The word ‘bensone’ derives from the "beautiful sound" the sugar makes as you munch on this delicious cake. In fact, one of the characteristics of this cake is precisely the sugar granules that are sprinkled over the top of the shortcrust pastry made with milk and Sassolino liqueur. The other peculiarity is the hard consistency, making it perfect for the ‘inzuppo’, another ritual in Modena where a slice of cake is dipped into a glass of Lambrusco Grasparossa or, for lovers of white wine, Pignoletto from the hills surrounding Bologna.
Amaretti, croccante from Fiumalbo and torrone
I hope by now you have come to understand the great variety Emilian cuisine offers, and for this reason it will not come as a surprise to hear that not all the Christmas specialties of Modena have been presented here.
In many houses in Modena you can find Amaretti biscuits, soft biscuits prepared with almonds, sugar, egg whites and bitter almonds; in other houses you’ll find the famous torrone (nougat) with dried fruit; and elsewhere you can taste the Croccante from Fiumalbo. Unlike the classic version, here almonds are cut into thin slices resulting in a thinner and more delicate crisp. It is rolled before cooling and packaged in the shape of a cylinder.
Wine, beer and spirits
This great variety of dishes and typical products can only be accompanied by notable drinks that enhance their aromas and taste. We can start with the Lambrusco wine in its four varieties: Grasparossa, Salamino, Sorbara and Modena.
On the Christmas table in the hills and foothills of the Terre di Castelli, Grasparossa is a must which with its robust flavour complements and completes the character of the dishes mentioned. Another wine is Pignoletto dei Colli Bolognesi produced in the hills surrounding Bologna and Savignano sul Panaro which thanks to its bitter aftertaste and freshness will lighten these rich dishes.
To round off your meal a glass of nocino, Modena’s excellent digestif obtained from the fermentation of walnut husk.

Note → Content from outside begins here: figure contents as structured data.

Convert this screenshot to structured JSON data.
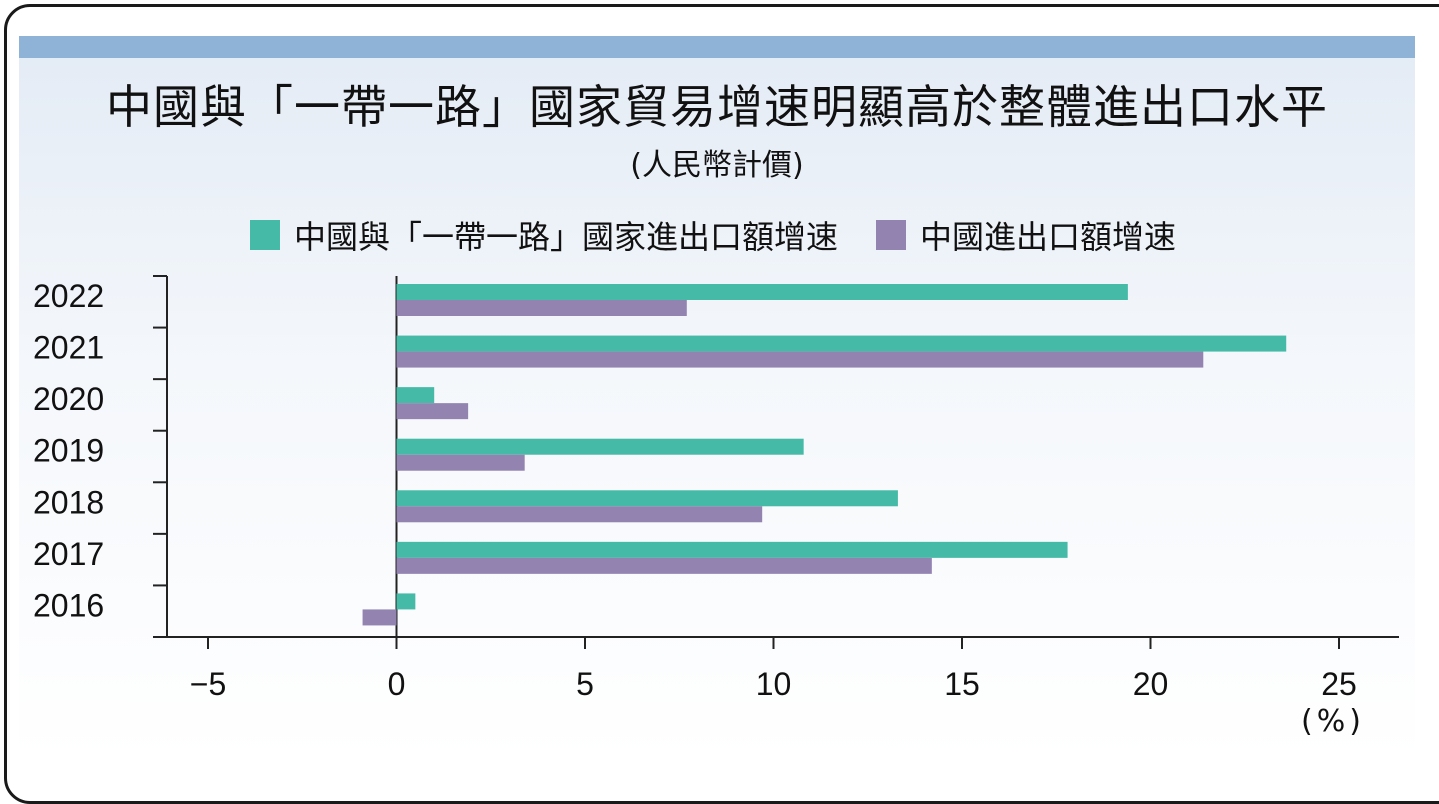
{
  "chart_data": {
    "type": "bar",
    "orientation": "horizontal",
    "title": "中國與「一帶一路」國家貿易增速明顯高於整體進出口水平",
    "subtitle": "(人民幣計價)",
    "unit_label": "(%)",
    "categories": [
      "2022",
      "2021",
      "2020",
      "2019",
      "2018",
      "2017",
      "2016"
    ],
    "series": [
      {
        "name": "中國與「一帶一路」國家進出口額增速",
        "color": "#45baa6",
        "values": [
          19.4,
          23.6,
          1.0,
          10.8,
          13.3,
          17.8,
          0.5
        ]
      },
      {
        "name": "中國進出口額增速",
        "color": "#9383b1",
        "values": [
          7.7,
          21.4,
          1.9,
          3.4,
          9.7,
          14.2,
          -0.9
        ]
      }
    ],
    "xlim": [
      -6,
      26.8
    ],
    "xticks": [
      -5,
      0,
      5,
      10,
      15,
      20,
      25
    ],
    "xtick_labels": [
      "−5",
      "0",
      "5",
      "10",
      "15",
      "20",
      "25"
    ],
    "grid": false,
    "legend_position": "top"
  }
}
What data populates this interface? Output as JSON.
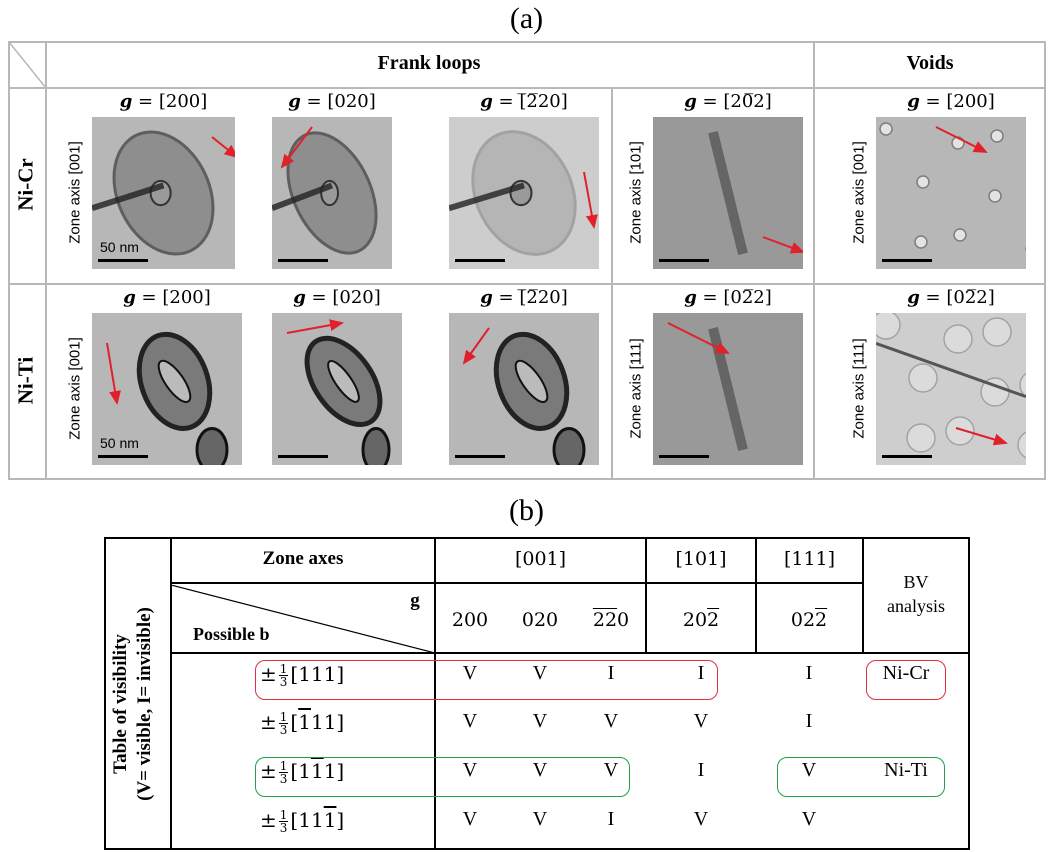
{
  "panel_a_label": "(a)",
  "panel_b_label": "(b)",
  "grid": {
    "header_frank": "Frank loops",
    "header_voids": "Voids",
    "rows": [
      {
        "label": "Ni-Cr",
        "cells": [
          {
            "g": "[200]",
            "zone": "Zone axis [001]",
            "scale_text": "50 nm"
          },
          {
            "g": "[020]",
            "zone": "",
            "scale_text": ""
          },
          {
            "g": "[̅2̅20]",
            "zone": "",
            "scale_text": ""
          },
          {
            "g": "[20̅2]",
            "zone": "Zone axis [101]",
            "scale_text": ""
          },
          {
            "g": "[200]",
            "zone": "Zone axis [001]",
            "scale_text": ""
          }
        ]
      },
      {
        "label": "Ni-Ti",
        "cells": [
          {
            "g": "[200]",
            "zone": "Zone axis [001]",
            "scale_text": "50 nm"
          },
          {
            "g": "[020]",
            "zone": "",
            "scale_text": ""
          },
          {
            "g": "[̅2̅20]",
            "zone": "",
            "scale_text": ""
          },
          {
            "g": "[02̅2]",
            "zone": "Zone axis [111]",
            "scale_text": ""
          },
          {
            "g": "[02̅2]",
            "zone": "Zone axis [111]",
            "scale_text": ""
          }
        ]
      }
    ],
    "g_prefix": "g",
    "g_eq": " = "
  },
  "table": {
    "side_label_line1": "Table of visibility",
    "side_label_line2": "(V= visible, I= invisible)",
    "zone_axes_label": "Zone axes",
    "zone_001": "[001]",
    "zone_101": "[101]",
    "zone_111": "[111]",
    "g_label": "g",
    "possible_b_label": "Possible b",
    "bv_line1": "BV",
    "bv_line2": "analysis",
    "g_cols": [
      "200",
      "020",
      "220",
      "202",
      "022"
    ],
    "b_prefix": "±",
    "frac_num": "1",
    "frac_den": "3",
    "rows": [
      {
        "b": "[111]",
        "vals": [
          "V",
          "V",
          "I",
          "I",
          "I"
        ],
        "bv": "Ni-Cr"
      },
      {
        "b": "[111]",
        "vals": [
          "V",
          "V",
          "V",
          "V",
          "I"
        ],
        "bv": ""
      },
      {
        "b": "[111]",
        "vals": [
          "V",
          "V",
          "V",
          "I",
          "V"
        ],
        "bv": "Ni-Ti"
      },
      {
        "b": "[111]",
        "vals": [
          "V",
          "V",
          "I",
          "V",
          "V"
        ],
        "bv": ""
      }
    ],
    "colors": {
      "red_box": "#e0303a",
      "green_box": "#22a045"
    }
  }
}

If you are lucky enough to visit Modena and the Terre di Castelli area during the Christmas season, you will be highly satisfied so far as eating is concerned. With the abundance of Christmas specialties on offer, the warm welcome and the great desire to share, the people of Modena will win you over and you’ll be itching to return. Whether in the summer, when the countryside offers delicacies such as Vignola's famous Moretta Cherry IGP, or in the autumn, a period full of country festivals and events, your visit to Terre di Castelli will certainly be remembered.